In my neighborhood, like some others in town, we maintain an email list to share information. It’s often useful for finding lost pets, helping kids get summer jobs, selling or giving away stuff, borrowing a tool, arranging neighborhood dinner parties, and assisting neighbors in need. But it’s also proven to be a powerful tool to save money and find local contractors who provide great service.
For example, every fall there are usually several people looking for a new snow plow service for the upcoming winter and one of them will ask for recommendations. Other neighbors then recommend contractors they've been happy with or comment about services that have disappointed them. Then the contractors with the best reputations will be asked if they can provide a group rate for our neighborhood. The contractors are almost always happy to provide a nice discount to get several customers in close proximity. It saves them time and money, too. Once it is arranged, then anyone in our neighborhood can take advantage of the discount.
Our neighborhood shares reviews and gets group rates this way for lots of services, including window cleaning, mulch deliveries, insect control, driveway sealing, lawn work, and more.

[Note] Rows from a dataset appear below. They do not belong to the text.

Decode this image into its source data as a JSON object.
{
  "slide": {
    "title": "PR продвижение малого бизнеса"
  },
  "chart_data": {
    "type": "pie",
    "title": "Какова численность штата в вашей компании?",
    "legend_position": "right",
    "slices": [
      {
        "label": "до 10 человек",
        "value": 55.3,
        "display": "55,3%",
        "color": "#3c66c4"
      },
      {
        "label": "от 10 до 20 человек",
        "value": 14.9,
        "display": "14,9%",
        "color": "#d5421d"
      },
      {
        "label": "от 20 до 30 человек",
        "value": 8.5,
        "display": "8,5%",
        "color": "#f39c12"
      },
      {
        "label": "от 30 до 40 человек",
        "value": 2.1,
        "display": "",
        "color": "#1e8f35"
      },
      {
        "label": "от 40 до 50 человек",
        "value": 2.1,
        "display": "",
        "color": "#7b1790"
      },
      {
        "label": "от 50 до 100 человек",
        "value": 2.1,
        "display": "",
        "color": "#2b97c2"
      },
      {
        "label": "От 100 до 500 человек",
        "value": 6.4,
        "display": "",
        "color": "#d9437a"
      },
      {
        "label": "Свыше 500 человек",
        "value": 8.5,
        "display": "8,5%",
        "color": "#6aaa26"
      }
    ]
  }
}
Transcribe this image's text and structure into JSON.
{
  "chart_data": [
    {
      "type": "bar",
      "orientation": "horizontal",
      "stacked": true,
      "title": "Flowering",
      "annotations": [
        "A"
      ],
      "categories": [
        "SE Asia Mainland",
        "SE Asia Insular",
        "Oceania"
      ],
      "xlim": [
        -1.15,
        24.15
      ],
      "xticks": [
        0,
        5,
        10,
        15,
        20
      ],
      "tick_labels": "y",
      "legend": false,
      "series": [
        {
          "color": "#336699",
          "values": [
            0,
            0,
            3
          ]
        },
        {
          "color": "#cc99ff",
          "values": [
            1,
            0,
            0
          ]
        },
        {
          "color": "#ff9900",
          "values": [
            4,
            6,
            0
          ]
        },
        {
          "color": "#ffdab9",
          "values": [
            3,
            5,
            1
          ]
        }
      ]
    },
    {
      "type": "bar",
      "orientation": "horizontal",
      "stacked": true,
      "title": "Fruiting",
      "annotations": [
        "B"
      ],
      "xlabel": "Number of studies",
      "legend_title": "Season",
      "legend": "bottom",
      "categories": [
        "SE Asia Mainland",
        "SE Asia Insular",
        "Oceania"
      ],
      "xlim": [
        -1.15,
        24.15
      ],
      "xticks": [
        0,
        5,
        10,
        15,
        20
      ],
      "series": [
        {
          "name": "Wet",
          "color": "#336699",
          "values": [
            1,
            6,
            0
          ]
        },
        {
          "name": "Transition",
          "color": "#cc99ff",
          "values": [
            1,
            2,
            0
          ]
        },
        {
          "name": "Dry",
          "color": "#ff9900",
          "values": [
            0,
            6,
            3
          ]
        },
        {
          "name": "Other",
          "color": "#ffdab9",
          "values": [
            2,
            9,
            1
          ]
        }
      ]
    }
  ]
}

The internet makes it easy at home and in business to work together and collaborate in this way, but for some reason local government hasn’t kept up. Tim and I propose building on what we do in my neighborhood to create an easy-t0-use template that can be provided to all the neighborhoods in Penfield, so all residents can enjoy the savings and other benefits of neighborhood collaboration.
Networked Neighborhoods will be a new way to use social media, specifically for the benefit of neighborhoods. Residents will be able to compare contractors, make group purchases to save money on services and share useful information. Think of it as being like a simplified hybrid of GroupOn, Angie’s List, and Facebook, but using free online tools. We’ll develop a template, but it will be up to each neighborhood to implement and manage their own group. This way there should be very little or no expense to the town.
Neighborhood and individual participation will be completely voluntary, but the greater the participation, the greater the possible savings. With large enough participation, Murphy & Burns hope to facilitate money-saving opportunities on a town-wide basis for group purchases of services such as green electricity and neighborhood leaf pickup.
Several residents have told us they think it’s wasteful to have multiple garbage services working in their neighborhood. Networked Neighborhoods could enable neighbors to decide for themselves to select fewer service providers or even a single service provider for their area. The garbage services could be invited to compete with better rates to get the neighborhood’s business.
Networked Neighborhoods will also provide a new opportunity for two-way communication with the Penfield town government, so residents can more easily learn about and participate in what’s going on in the community.
Networked Neighborhoods is an example of the useful role Tim and I believe local government can serve for Penfield. There are lots of reasons government can’t provide all of the services many of us would like, but it can facilitate to help make high quality services available in a cost-effective manner. There are many underutilized benefits to working together as a community – the power of group purchasing is one of them.